The room, which is now called Salone Barezzi, was in the home of Antonio Barezzi (1788-1867), a prosperous wholesale grocer and great lover of music, who lived in this house in the center of Busseto and was one of the founders of the Busseto Philharmonic Society in 1816. Barezzi knew the Verdi family because as a wholesale grocer had business dealings with Carlo Verdi, who aside from running a pub was a retail grocer on a very small scale.
Barezzi was one of the first to recognize Giuseppe Verdi’s musical talent. He helped to finance the boy’s musical education and also hired him as a music teacher for his daughter, Margherita, later to become Verdi’s wife.
Giuseppe Verdi and Margherita Barezzi were married in 1836 and had two children, but the young family was soon struck by illness.
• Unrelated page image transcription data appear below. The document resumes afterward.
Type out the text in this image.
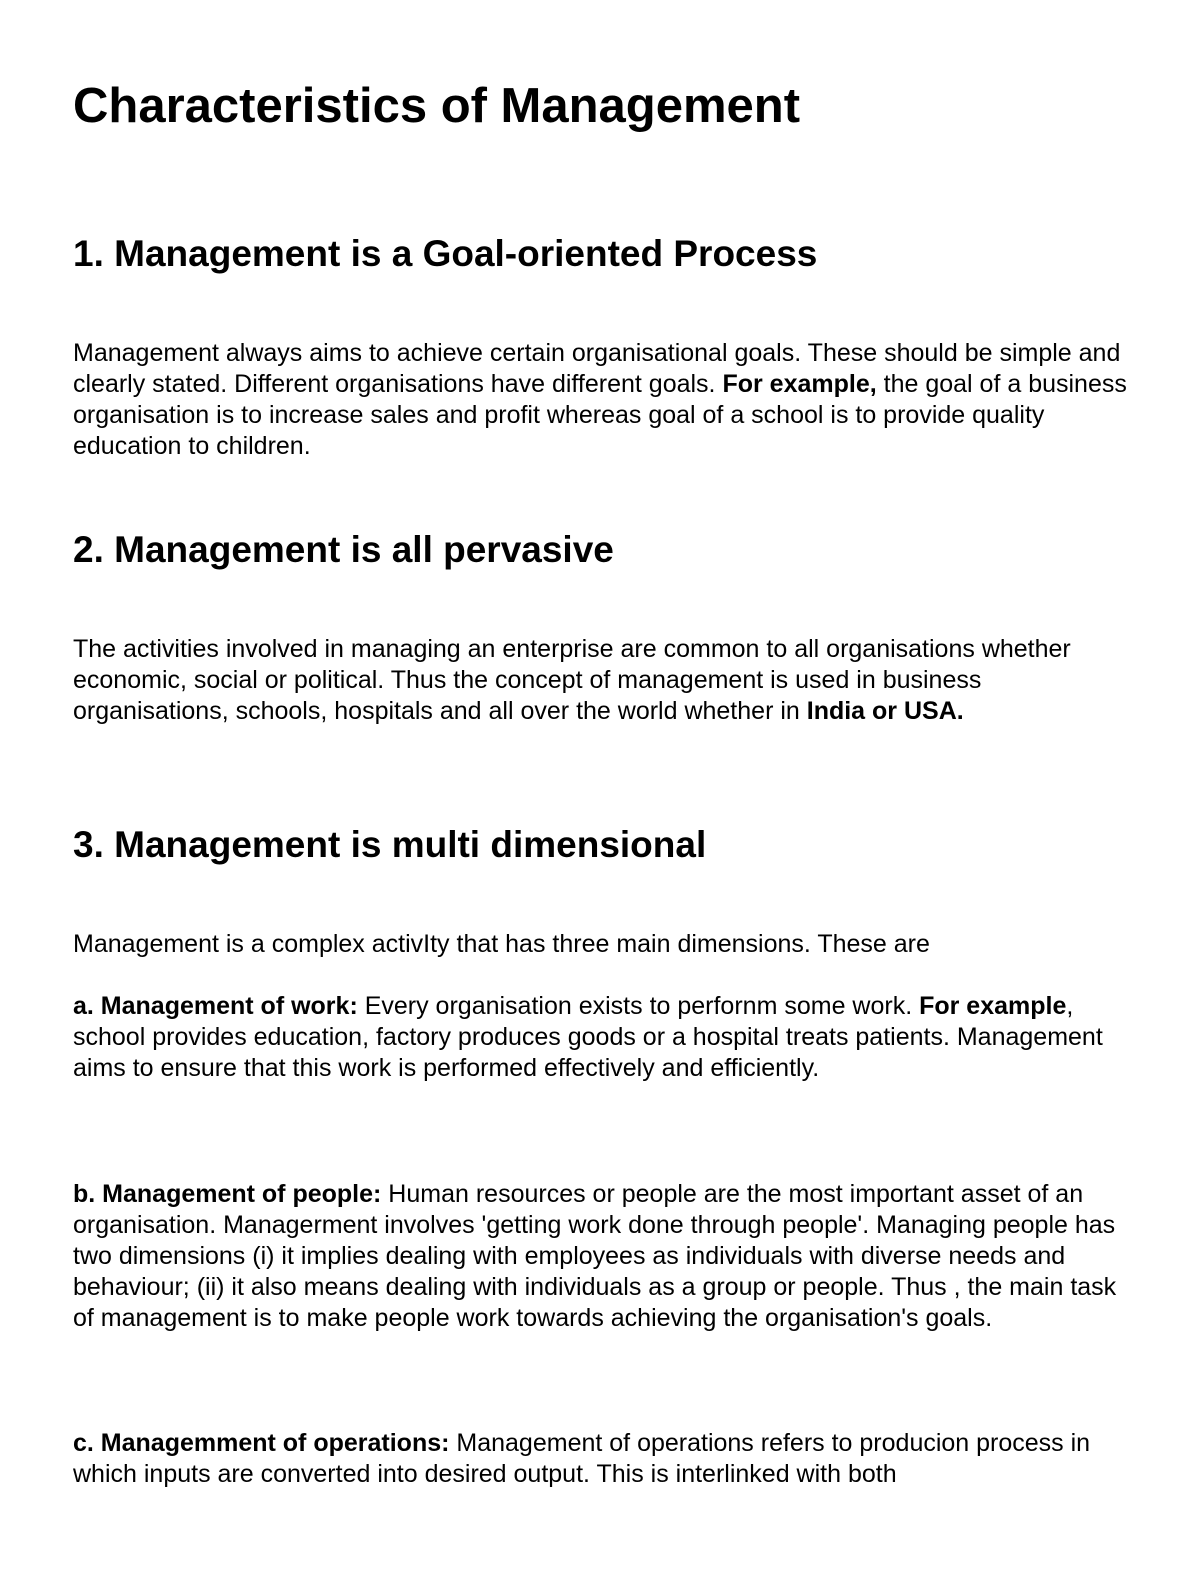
Characteristics of Management
1. Management is a Goal-oriented Process

Management always aims to achieve certain organisational goals. These should be simple and clearly stated. Different organisations have different goals. For example, the goal of a business organisation is to increase sales and profit whereas goal of a school is to provide quality education to children.

2. Management is all pervasive

The activities involved in managing an enterprise are common to all organisations whether economic, social or political. Thus the concept of management is used in business organisations, schools, hospitals and all over the world whether in India or USA.

3. Management is multi dimensional

Management is a complex activIty that has three main dimensions. These are

a. Management of work: Every organisation exists to perfornm some work. For example, school provides education, factory produces goods or a hospital treats patients. Management aims to ensure that this work is performed effectively and efficiently.

b. Management of people: Human resources or people are the most important asset of an organisation. Managerment involves 'getting work done through people'. Managing people has two dimensions (i) it implies dealing with employees as individuals with diverse needs and behaviour; (ii) it also means dealing with individuals as a group or people. Thus , the main task of management is to make people work towards achieving the organisation's goals.

c. Managemment of operations: Management of operations refers to producion process in which inputs are converted into desired output. This is interlinked with both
Within four years Margherita and both children had died, and Verdi himself had a long period of illness from which he eventually recovered.
The Barezzi home was later turned into a museum run by the cultural association Amici di Verdi (Friends of Verdi). It has an excellent collection of pictures and documents relating to the composer’s early years, and as of 2008 the salon was still used for concerts or recitals several times each month.
Scenes from Verdi’s operas, on display in Casa Barezzi.
Casa Barezzi as seen from Piazza Verdi, the main square in the center of Busseto.
This plaque, with a text by the poet, librettist and composer Arrigo Boito, was mounted on Barezzi’s house in 1913.
In 1845, with money he had earned from his operas Nabucco, I Lombardi alla prima crociata, Ernani, I due Foscari and Giovanna d’Arco, Verdi bought this luxurious house on the main street of Busseto, via Roma.
He lived here from 1849 to 1851 with the former opera singer Giuseppina Strepponi, who would later become his second wife, but this caused a scandal among the straight-laced townsfolk of Busseto because they were living together even though they were not (yet) married. In this house Verdi composed his operas Luisa Miller, Stiffelio and Rigoletto.
Palazzo Orlandi is now private property and was not open to the public when I was there in 2008, though I understand visits are sometimes possible.
My photos in this post are from 2008. I revised the text in 2017.